La corruption et la confidentialité dans le RDIE fondé sur un contrat : l’affaire P&ID c. Nigeria

En septembre 2020, la Haute cour britannique a rendu une décision clé dans l’affaire P&ID c. le Nigeria. La cour examinait la demande par le Nigeria d’annuler une sentence le condamnant à verser 10 milliards USD et rendue dans un arbitrage au titre d’un contrat entre un investisseur étranger et le Nigeria[1]. Bien que le Nigeria n’ait pas formulé d’allégations de corruption au cours de la procédure, il allègue maintenant que l’investisseur avait obtenu le contrat en question en soudoyant des représentants nigérians, et que l’investisseur avait par la suite soudoyé le conseiller juridique du Nigeria pour veiller à ce que le pays ne conteste pas l’arbitrage de manière trop vigoureuse. La cour a conclu qu’il existait un « argument prima facie solide » indiquant que le contrat avait été obtenu au moyen de la corruption et que le principal témoin de l’investisseur dans l’arbitrage avait donné un faux témoignage[2]. Elle conclut également qu’il était possible que le conseiller juridique du Nigeria dans l’affaire ait été corrompu[3]. Une audience sera donc tenue pour revoir l’ensemble des faits et déterminer s’il convient d’annuler la sentence, mais probablement pas avant 2022.

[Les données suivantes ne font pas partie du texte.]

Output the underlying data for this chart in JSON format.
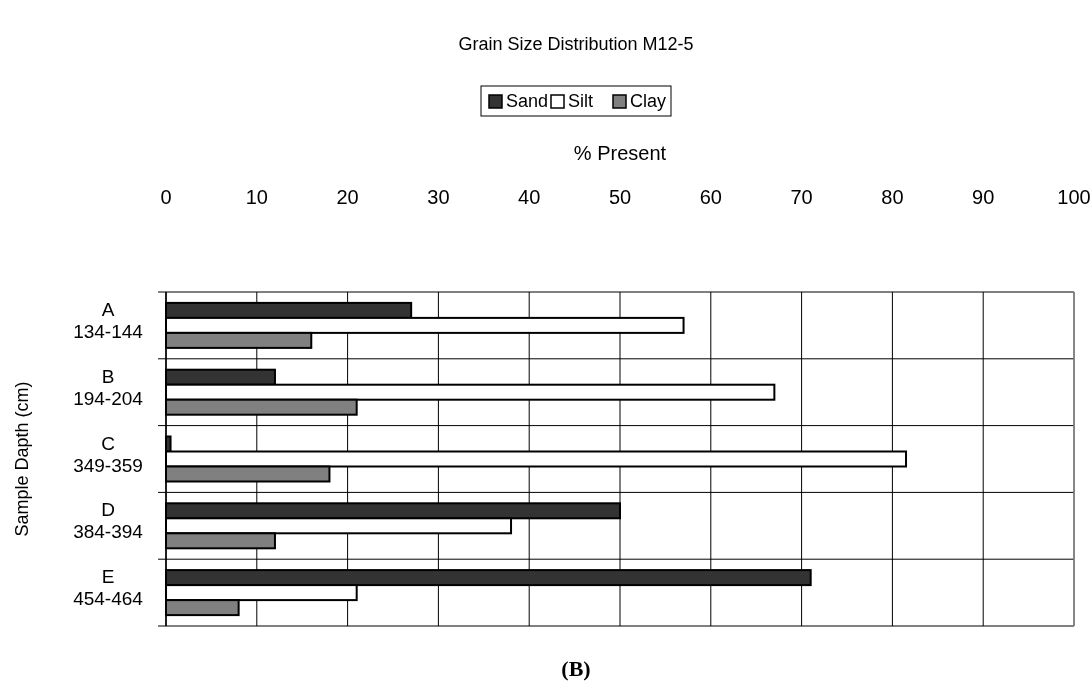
{
  "chart_data": {
    "type": "bar",
    "orientation": "horizontal",
    "title": "Grain Size Distribution M12-5",
    "xlabel": "% Present",
    "ylabel": "Sample Dapth (cm)",
    "categories": [
      "A\n134-144",
      "B\n194-204",
      "C\n349-359",
      "D\n384-394",
      "E\n454-464"
    ],
    "series": [
      {
        "name": "Sand",
        "color": "#333333",
        "values": [
          27,
          12,
          0.5,
          50,
          71
        ]
      },
      {
        "name": "Silt",
        "color": "#ffffff",
        "values": [
          57,
          67,
          81.5,
          38,
          21
        ]
      },
      {
        "name": "Clay",
        "color": "#808080",
        "values": [
          16,
          21,
          18,
          12,
          8
        ]
      }
    ],
    "xlim": [
      0,
      100
    ],
    "xticks": [
      0,
      10,
      20,
      30,
      40,
      50,
      60,
      70,
      80,
      90,
      100
    ],
    "grid": "x",
    "legend": "top",
    "annotations": [
      "(B)"
    ]
  }
}
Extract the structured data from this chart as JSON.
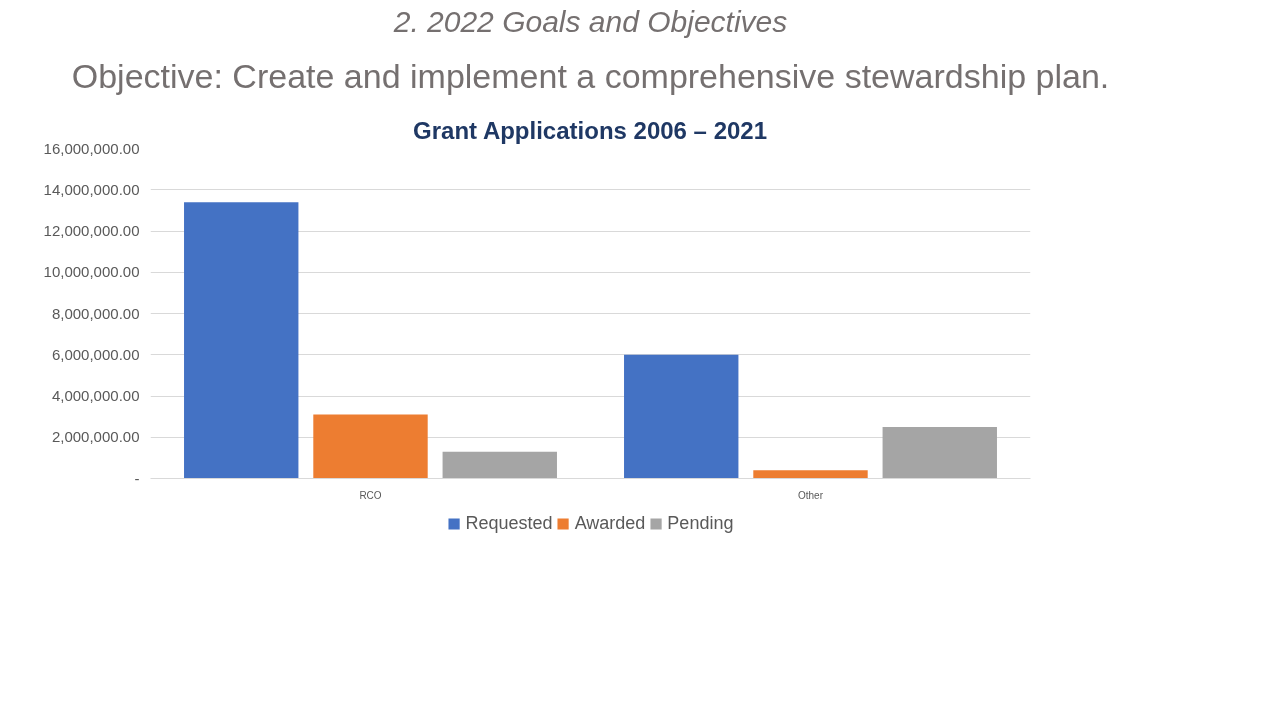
{
  "chart_data": {
    "type": "bar",
    "title": "Grant Applications 2006 – 2021",
    "annotations": [
      "2. 2022 Goals and Objectives",
      "Objective: Create and implement a comprehensive stewardship plan."
    ],
    "categories": [
      "RCO",
      "Other"
    ],
    "series": [
      {
        "name": "Requested",
        "color": "#4472c4",
        "values": [
          13400000,
          6000000
        ]
      },
      {
        "name": "Awarded",
        "color": "#ed7d31",
        "values": [
          3100000,
          400000
        ]
      },
      {
        "name": "Pending",
        "color": "#a5a5a5",
        "values": [
          1300000,
          2500000
        ]
      }
    ],
    "ylim": [
      0,
      16000000
    ],
    "yticks": [
      {
        "value": 0,
        "label": "-"
      },
      {
        "value": 2000000,
        "label": "2,000,000.00"
      },
      {
        "value": 4000000,
        "label": "4,000,000.00"
      },
      {
        "value": 6000000,
        "label": "6,000,000.00"
      },
      {
        "value": 8000000,
        "label": "8,000,000.00"
      },
      {
        "value": 10000000,
        "label": "10,000,000.00"
      },
      {
        "value": 12000000,
        "label": "12,000,000.00"
      },
      {
        "value": 14000000,
        "label": "14,000,000.00"
      },
      {
        "value": 16000000,
        "label": "16,000,000.00"
      }
    ],
    "grid": "y",
    "legend": "bottom"
  }
}
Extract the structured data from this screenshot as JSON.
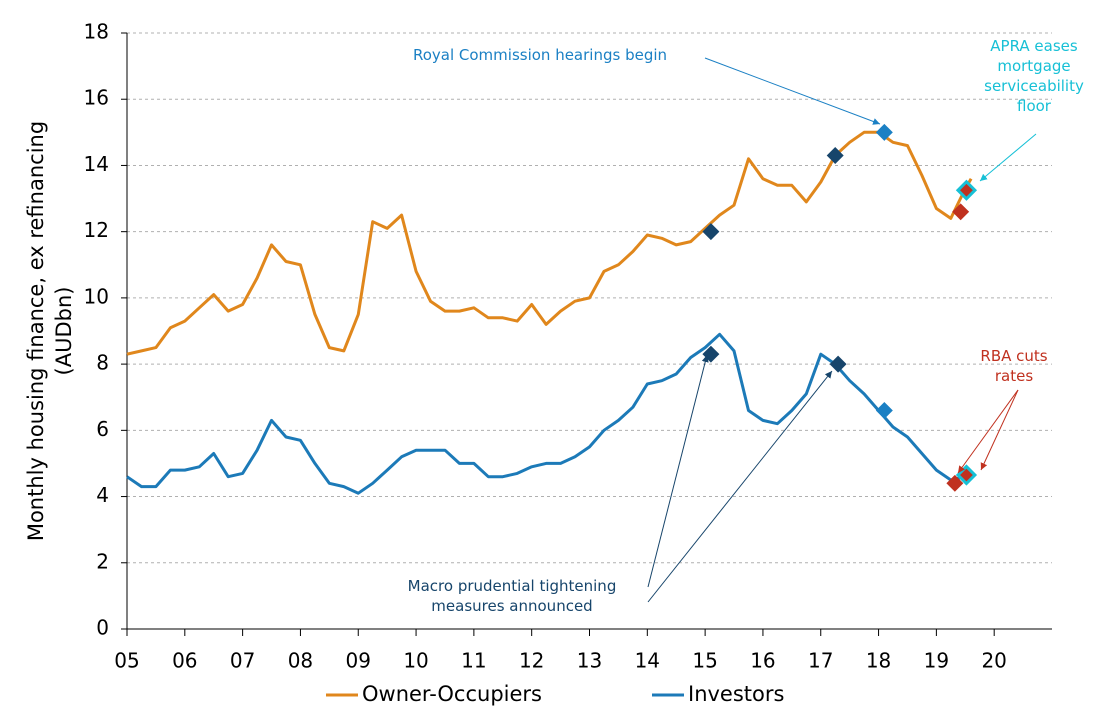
{
  "chart_data": {
    "type": "line",
    "y_label": [
      "Monthly housing finance, ex refinancing",
      "(AUDbn)"
    ],
    "x": [
      2005,
      2005.25,
      2005.5,
      2005.75,
      2006,
      2006.25,
      2006.5,
      2006.75,
      2007,
      2007.25,
      2007.5,
      2007.75,
      2008,
      2008.25,
      2008.5,
      2008.75,
      2009,
      2009.25,
      2009.5,
      2009.75,
      2010,
      2010.25,
      2010.5,
      2010.75,
      2011,
      2011.25,
      2011.5,
      2011.75,
      2012,
      2012.25,
      2012.5,
      2012.75,
      2013,
      2013.25,
      2013.5,
      2013.75,
      2014,
      2014.25,
      2014.5,
      2014.75,
      2015,
      2015.25,
      2015.5,
      2015.75,
      2016,
      2016.25,
      2016.5,
      2016.75,
      2017,
      2017.25,
      2017.5,
      2017.75,
      2018,
      2018.25,
      2018.5,
      2018.75,
      2019,
      2019.25,
      2019.5,
      2019.6
    ],
    "series": [
      {
        "name": "Owner-Occupiers",
        "color": "#e0871c",
        "values": [
          8.3,
          8.4,
          8.5,
          9.1,
          9.3,
          9.7,
          10.1,
          9.6,
          9.8,
          10.6,
          11.6,
          11.1,
          11.0,
          9.5,
          8.5,
          8.4,
          9.5,
          12.3,
          12.1,
          12.5,
          10.8,
          9.9,
          9.6,
          9.6,
          9.7,
          9.4,
          9.4,
          9.3,
          9.8,
          9.2,
          9.6,
          9.9,
          10.0,
          10.8,
          11.0,
          11.4,
          11.9,
          11.8,
          11.6,
          11.7,
          12.1,
          12.5,
          12.8,
          14.2,
          13.6,
          13.4,
          13.4,
          12.9,
          13.5,
          14.3,
          14.7,
          15.0,
          15.0,
          14.7,
          14.6,
          13.7,
          12.7,
          12.4,
          13.3,
          13.6
        ]
      },
      {
        "name": "Investors",
        "color": "#1c7ab8",
        "values": [
          4.6,
          4.3,
          4.3,
          4.8,
          4.8,
          4.9,
          5.3,
          4.6,
          4.7,
          5.4,
          6.3,
          5.8,
          5.7,
          5.0,
          4.4,
          4.3,
          4.1,
          4.4,
          4.8,
          5.2,
          5.4,
          5.4,
          5.4,
          5.0,
          5.0,
          4.6,
          4.6,
          4.7,
          4.9,
          5.0,
          5.0,
          5.2,
          5.5,
          6.0,
          6.3,
          6.7,
          7.4,
          7.5,
          7.7,
          8.2,
          8.5,
          8.9,
          8.4,
          6.6,
          6.3,
          6.2,
          6.6,
          7.1,
          8.3,
          8.0,
          7.5,
          7.1,
          6.6,
          6.1,
          5.8,
          5.3,
          4.8,
          4.5,
          4.6,
          4.7
        ]
      }
    ],
    "markers": [
      {
        "x": 2015.1,
        "y": 12.0,
        "color": "#17456b"
      },
      {
        "x": 2017.25,
        "y": 14.3,
        "color": "#17456b"
      },
      {
        "x": 2018.1,
        "y": 15.0,
        "color": "#1b80c4"
      },
      {
        "x": 2019.42,
        "y": 12.6,
        "color": "#c0311f"
      },
      {
        "x": 2019.52,
        "y": 13.25,
        "color": "#17c0d6"
      },
      {
        "x": 2015.1,
        "y": 8.3,
        "color": "#17456b"
      },
      {
        "x": 2017.3,
        "y": 8.0,
        "color": "#17456b"
      },
      {
        "x": 2018.1,
        "y": 6.6,
        "color": "#1b80c4"
      },
      {
        "x": 2019.32,
        "y": 4.4,
        "color": "#c0311f"
      },
      {
        "x": 2019.52,
        "y": 4.65,
        "color": "#17c0d6"
      }
    ],
    "annotations": [
      {
        "text": [
          "Royal Commission hearings begin"
        ],
        "color": "#1b80c4"
      },
      {
        "text": [
          "APRA eases",
          "mortgage",
          "serviceability",
          "floor"
        ],
        "color": "#17c0d6"
      },
      {
        "text": [
          "RBA cuts",
          "rates"
        ],
        "color": "#c0311f"
      },
      {
        "text": [
          "Macro prudential tightening",
          "measures announced"
        ],
        "color": "#17456b"
      }
    ],
    "xlim": [
      2005,
      2021
    ],
    "ylim": [
      0,
      18
    ],
    "xticks": [
      {
        "value": 2005,
        "label": "05"
      },
      {
        "value": 2006,
        "label": "06"
      },
      {
        "value": 2007,
        "label": "07"
      },
      {
        "value": 2008,
        "label": "08"
      },
      {
        "value": 2009,
        "label": "09"
      },
      {
        "value": 2010,
        "label": "10"
      },
      {
        "value": 2011,
        "label": "11"
      },
      {
        "value": 2012,
        "label": "12"
      },
      {
        "value": 2013,
        "label": "13"
      },
      {
        "value": 2014,
        "label": "14"
      },
      {
        "value": 2015,
        "label": "15"
      },
      {
        "value": 2016,
        "label": "16"
      },
      {
        "value": 2017,
        "label": "17"
      },
      {
        "value": 2018,
        "label": "18"
      },
      {
        "value": 2019,
        "label": "19"
      },
      {
        "value": 2020,
        "label": "20"
      }
    ],
    "yticks": [
      0,
      2,
      4,
      6,
      8,
      10,
      12,
      14,
      16,
      18
    ],
    "grid": true
  }
}
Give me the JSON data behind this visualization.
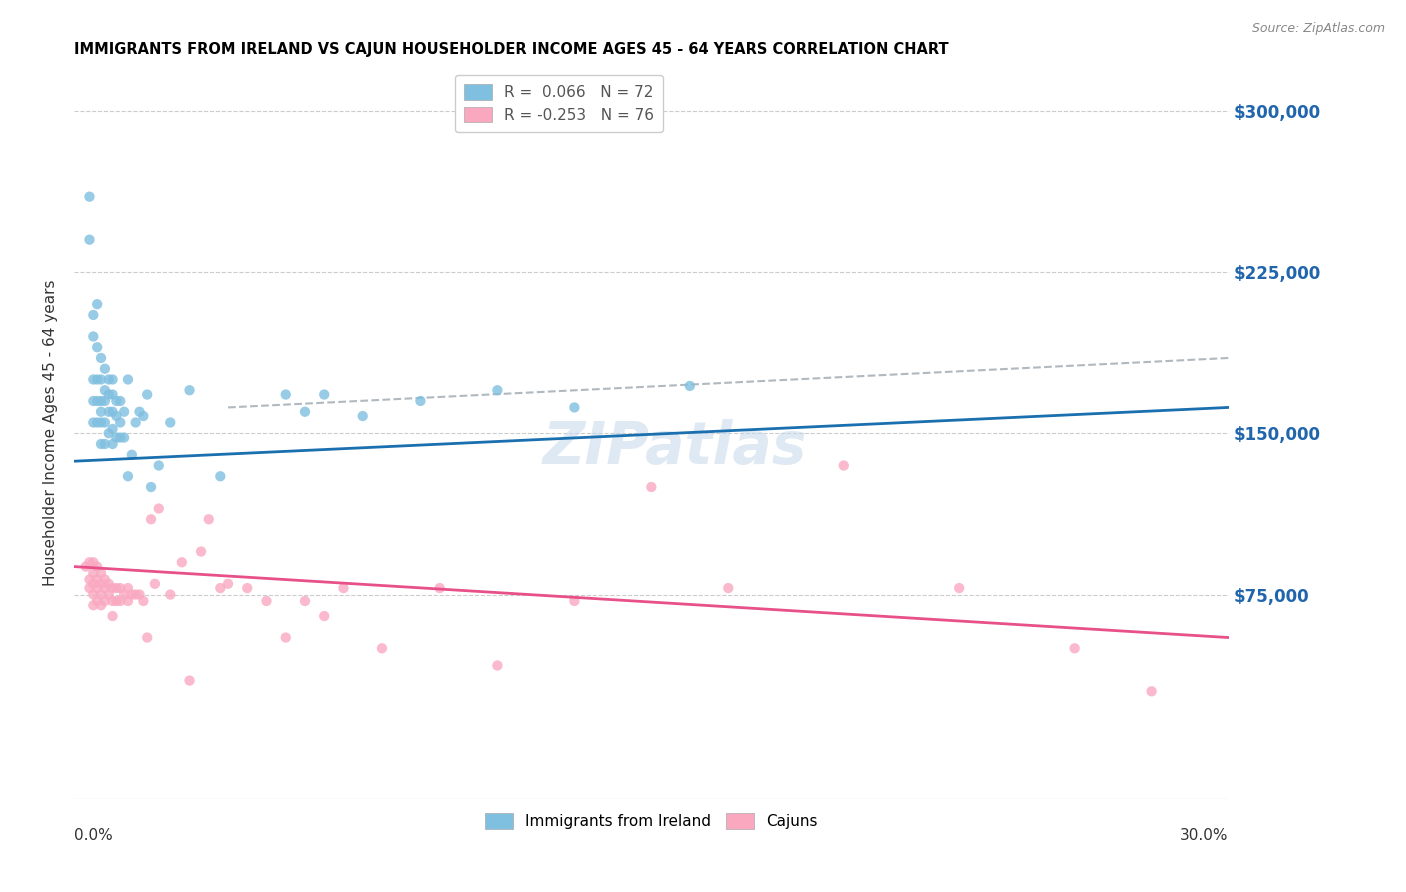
{
  "title": "IMMIGRANTS FROM IRELAND VS CAJUN HOUSEHOLDER INCOME AGES 45 - 64 YEARS CORRELATION CHART",
  "source": "Source: ZipAtlas.com",
  "ylabel": "Householder Income Ages 45 - 64 years",
  "ytick_values": [
    75000,
    150000,
    225000,
    300000
  ],
  "ylim": [
    -20000,
    320000
  ],
  "xlim": [
    0.0,
    0.3
  ],
  "ireland_color": "#7fbfdf",
  "cajun_color": "#f9a8c0",
  "ireland_line_color": "#1a6faf",
  "cajun_line_color": "#e8508a",
  "dash_line_color": "#b0b8c0",
  "watermark": "ZIPatlas",
  "ireland_points_x": [
    0.004,
    0.004,
    0.005,
    0.005,
    0.005,
    0.005,
    0.005,
    0.006,
    0.006,
    0.006,
    0.006,
    0.006,
    0.007,
    0.007,
    0.007,
    0.007,
    0.007,
    0.007,
    0.008,
    0.008,
    0.008,
    0.008,
    0.008,
    0.009,
    0.009,
    0.009,
    0.009,
    0.01,
    0.01,
    0.01,
    0.01,
    0.01,
    0.011,
    0.011,
    0.011,
    0.012,
    0.012,
    0.012,
    0.013,
    0.013,
    0.014,
    0.014,
    0.015,
    0.016,
    0.017,
    0.018,
    0.019,
    0.02,
    0.022,
    0.025,
    0.03,
    0.038,
    0.055,
    0.06,
    0.065,
    0.075,
    0.09,
    0.11,
    0.13,
    0.16
  ],
  "ireland_points_y": [
    260000,
    240000,
    205000,
    195000,
    175000,
    165000,
    155000,
    210000,
    190000,
    175000,
    165000,
    155000,
    185000,
    175000,
    165000,
    160000,
    155000,
    145000,
    180000,
    170000,
    165000,
    155000,
    145000,
    175000,
    168000,
    160000,
    150000,
    175000,
    168000,
    160000,
    152000,
    145000,
    165000,
    158000,
    148000,
    165000,
    155000,
    148000,
    160000,
    148000,
    175000,
    130000,
    140000,
    155000,
    160000,
    158000,
    168000,
    125000,
    135000,
    155000,
    170000,
    130000,
    168000,
    160000,
    168000,
    158000,
    165000,
    170000,
    162000,
    172000
  ],
  "cajun_points_x": [
    0.003,
    0.004,
    0.004,
    0.004,
    0.005,
    0.005,
    0.005,
    0.005,
    0.005,
    0.006,
    0.006,
    0.006,
    0.006,
    0.007,
    0.007,
    0.007,
    0.007,
    0.008,
    0.008,
    0.008,
    0.009,
    0.009,
    0.01,
    0.01,
    0.01,
    0.011,
    0.011,
    0.012,
    0.012,
    0.013,
    0.014,
    0.014,
    0.015,
    0.016,
    0.017,
    0.018,
    0.019,
    0.02,
    0.021,
    0.022,
    0.025,
    0.028,
    0.03,
    0.033,
    0.035,
    0.038,
    0.04,
    0.045,
    0.05,
    0.055,
    0.06,
    0.065,
    0.07,
    0.08,
    0.095,
    0.11,
    0.13,
    0.15,
    0.17,
    0.2,
    0.23,
    0.26,
    0.28
  ],
  "cajun_points_y": [
    88000,
    82000,
    90000,
    78000,
    90000,
    85000,
    80000,
    75000,
    70000,
    88000,
    82000,
    78000,
    72000,
    85000,
    80000,
    75000,
    70000,
    82000,
    78000,
    72000,
    80000,
    75000,
    78000,
    72000,
    65000,
    78000,
    72000,
    78000,
    72000,
    75000,
    78000,
    72000,
    75000,
    75000,
    75000,
    72000,
    55000,
    110000,
    80000,
    115000,
    75000,
    90000,
    35000,
    95000,
    110000,
    78000,
    80000,
    78000,
    72000,
    55000,
    72000,
    65000,
    78000,
    50000,
    78000,
    42000,
    72000,
    125000,
    78000,
    135000,
    78000,
    50000,
    30000
  ],
  "ireland_line_x0": 0.0,
  "ireland_line_y0": 137000,
  "ireland_line_x1": 0.3,
  "ireland_line_y1": 162000,
  "cajun_line_x0": 0.0,
  "cajun_line_y0": 88000,
  "cajun_line_x1": 0.3,
  "cajun_line_y1": 55000,
  "dash_line_x0": 0.04,
  "dash_line_y0": 162000,
  "dash_line_x1": 0.3,
  "dash_line_y1": 185000
}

En l’espèce, que les allégations de corruption soient avérées ou non, la saga met en avant des préoccupations politiques plus larges quant à la relation de l’arbitrage investisseur-État avec la corruption. Compte tenu des intérêts publics majeurs en jeu dans l’arbitrage investisseur-État, notamment la possibilité que l’arbitrage facilite le transfert corrompu de fonds publics à des acteurs privés, ces procédures ne devraient pas être menées dans le secret. En plus de ces préoccupations quant au manque de transparence dans l’arbitrage investisseur-État fondé sur un contrat, l’affaire soulève la question plus profonde de savoir si l’arbitrage est le forum approprié pour le règlement des différends investisseur-État.

Le contexte de l’arbitrage

En 2010, le ministère nigérian des Ressources pétrolières signa un contrat pour la construction et l’exploitation d’une nouvelle installation de traitement du gaz avec P&ID, une entreprise enregistrée dans les Îles vierges britanniques.

Au titre du contrat, le Nigeria devait fournir du gaz naturel (gaz humide) à l’installation de P&ID à titre gratuit. De son côté, P&ID devait construire et exploiter l’installation. L’entreprise devait traiter le gaz pour en extraire les liquides, que P&ID pouvait conserver, et renvoyer, là encore à titre gratuit, le gaz pauvre au Nigeria, gaz qui peut être utilisé pour la production d’énergie ou d’autres usages[4].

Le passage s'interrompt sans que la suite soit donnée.